Cancún, negociações intensas

por COP 16 — publicado 07/12/2010 10h46, última modificação 07/12/2010 11h02
Presidentes e primeiros-ministros se reunirão hoje para decidir sobre as minutas do dia. Senso de urgência foi provocado por testemunhos de países

Por Milton Nogueira

Nesta terça-feira 7 começa o ciclo em que presidentes e primeiros-ministros de vários países se reunirão para decidir sobre as minutas preparadas até hoje. As negociações não caminham para o fracasso,  como dizem alguns jornais, mas seguem como meras negociações, com muito de "posar de galo (posturing)" e tomá-lá-dá-cá. Hoje aumentou o senso de urgência, advinda dos inúmeros testemunhos de países sobre seus casos de onda de calor, enchentes, furacões, derretimento, insegurança alimentar, migrações, identificados em todo o mundo. Há uma esperança desse susto geral levar os líderes mundiais a se porem de acordo sobre coisas setoriais. Como nos exemplos abaixo.

- Prorrogação do Protocolo de Kyoto, isto é, para continuar valendo o mercado de carbono, do qual o Brasil é um grande beneficiário

-Um acordo para compensação por manter florestas em pé, que já está discutido e pronto para ser levado ao plenário, para adoção

-Transferência de tecnologias climáticas, especialmente para adaptação em países mais vulneráveis; também já foi discutido em detalhes

Há, no entanto, vários itens sob controverso debate.

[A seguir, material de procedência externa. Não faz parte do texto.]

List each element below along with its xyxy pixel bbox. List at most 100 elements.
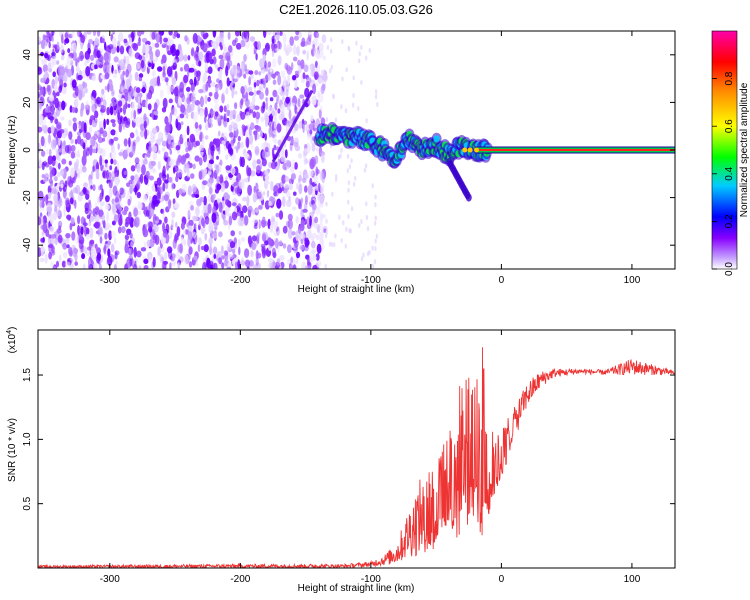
noise-speckle <box>213 262 218 269</box>
noise-speckle <box>109 106 114 116</box>
noise-speckle <box>316 243 322 254</box>
colorbar-gradient <box>712 31 737 269</box>
noise-speckle <box>107 248 111 258</box>
noise-speckle <box>71 79 77 89</box>
noise-speckle <box>47 105 52 113</box>
noise-speckle <box>252 95 256 106</box>
noise-speckle <box>280 156 286 163</box>
noise-speckle <box>70 217 75 225</box>
noise-speckle <box>49 183 53 189</box>
noise-speckle <box>325 117 329 122</box>
noise-speckle <box>42 64 49 73</box>
noise-speckle <box>217 250 223 259</box>
noise-speckle <box>172 198 176 205</box>
noise-speckle <box>300 41 306 47</box>
noise-speckle <box>340 104 343 110</box>
noise-speckle <box>272 129 278 136</box>
noise-speckle <box>275 183 281 189</box>
noise-speckle <box>102 214 106 221</box>
noise-speckle <box>307 184 313 196</box>
noise-speckle <box>82 186 87 195</box>
noise-speckle <box>213 253 217 259</box>
noise-speckle <box>52 54 57 62</box>
noise-speckle <box>125 216 131 225</box>
noise-speckle <box>205 120 209 130</box>
noise-speckle <box>203 244 209 253</box>
noise-speckle <box>374 94 378 100</box>
noise-speckle <box>302 208 308 213</box>
noise-speckle <box>116 45 120 53</box>
noise-speckle <box>275 212 280 218</box>
noise-speckle <box>149 50 154 62</box>
noise-speckle <box>261 219 266 224</box>
noise-speckle <box>174 232 178 242</box>
noise-speckle <box>371 245 374 251</box>
snr-x-tick-label: 0 <box>499 574 505 585</box>
noise-speckle <box>180 121 184 126</box>
noise-speckle <box>38 83 41 90</box>
noise-speckle <box>294 77 298 89</box>
noise-speckle <box>226 77 230 87</box>
spectrogram-x-label: Height of straight line (km) <box>298 284 415 295</box>
noise-speckle <box>108 230 112 241</box>
noise-speckle <box>315 207 321 215</box>
noise-speckle <box>264 169 269 176</box>
noise-speckle <box>126 118 131 125</box>
noise-speckle <box>360 80 363 85</box>
noise-speckle <box>151 70 156 77</box>
noise-speckle <box>112 101 117 107</box>
noise-speckle <box>300 219 305 228</box>
noise-speckle <box>140 247 147 252</box>
noise-speckle <box>115 109 122 114</box>
noise-speckle <box>54 83 58 93</box>
noise-speckle <box>47 212 51 222</box>
noise-speckle <box>69 250 73 257</box>
noise-speckle <box>298 120 303 129</box>
noise-speckle <box>303 64 309 73</box>
noise-speckle <box>288 183 293 191</box>
noise-speckle <box>276 94 280 102</box>
noise-speckle <box>308 31 312 36</box>
noise-speckle <box>40 150 46 157</box>
noise-speckle <box>40 77 46 84</box>
noise-speckle <box>273 220 278 230</box>
noise-speckle <box>282 196 286 208</box>
noise-speckle <box>209 108 214 119</box>
noise-speckle <box>208 154 212 160</box>
noise-speckle <box>103 52 109 62</box>
noise-speckle <box>154 42 160 48</box>
noise-speckle <box>301 261 306 269</box>
noise-speckle <box>135 87 141 94</box>
noise-speckle <box>108 171 112 180</box>
noise-speckle <box>108 179 113 189</box>
noise-speckle <box>125 55 130 62</box>
noise-speckle <box>291 102 296 107</box>
noise-speckle <box>166 173 170 181</box>
noise-speckle <box>198 51 204 60</box>
noise-speckle <box>157 66 163 72</box>
noise-speckle <box>134 71 139 81</box>
noise-speckle <box>311 235 315 241</box>
noise-speckle <box>163 194 170 202</box>
noise-speckle <box>109 165 113 171</box>
noise-speckle <box>192 96 196 103</box>
noise-speckle <box>181 133 187 139</box>
noise-speckle <box>155 49 161 58</box>
noise-speckle <box>347 214 350 220</box>
noise-speckle <box>314 216 319 224</box>
noise-speckle <box>306 50 310 61</box>
noise-speckle <box>89 144 93 156</box>
noise-speckle <box>41 161 45 171</box>
noise-speckle <box>202 42 208 53</box>
noise-speckle <box>63 72 68 83</box>
noise-speckle <box>55 160 59 169</box>
noise-speckle <box>260 243 266 249</box>
noise-speckle <box>152 77 156 88</box>
noise-speckle <box>321 172 325 184</box>
noise-speckle <box>83 122 87 134</box>
noise-speckle <box>294 123 299 132</box>
noise-speckle <box>214 111 219 117</box>
noise-speckle <box>166 246 173 254</box>
noise-speckle <box>274 102 278 111</box>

-A própria reformulação do PK
-A criação do imposto do carbono
-Fixação de metas para países em desenvolvimento, grandes emissores tais como China, Índia, Brasil, África do Sul e outros
-Financiamento do Fundo Climático Mundial
-Proteção da Amazônia, a noiva linda e rica do movimento ambientalista mundial. Lamentavelmente, ninguém quer namorar o cerrado

As barracas de entidades empresariais mundiais, de Ongs, de povos aborígines, de universidades continuam lindíssimas, com ideias para diminuírem emissões sem diminuir o conforto e a qualidade de vida. Várias prefeituras enviaram mostras de como elas já veem fazendo para diminuir o desperdício no automóvel, realinhamento de prioridades urbanas e participação de cidadãos. Porto Alegre e Curitiba são citados.

Cientistas, em eventos que entopem salas, berram sobre a deterioração de geleiras, solos, pescas, rios, oceanos e ar. As Ongs do carvão mineral e do petróleo, por outro lado, se escondem no fim do corredor, como o gato que acabou de engolir o canário.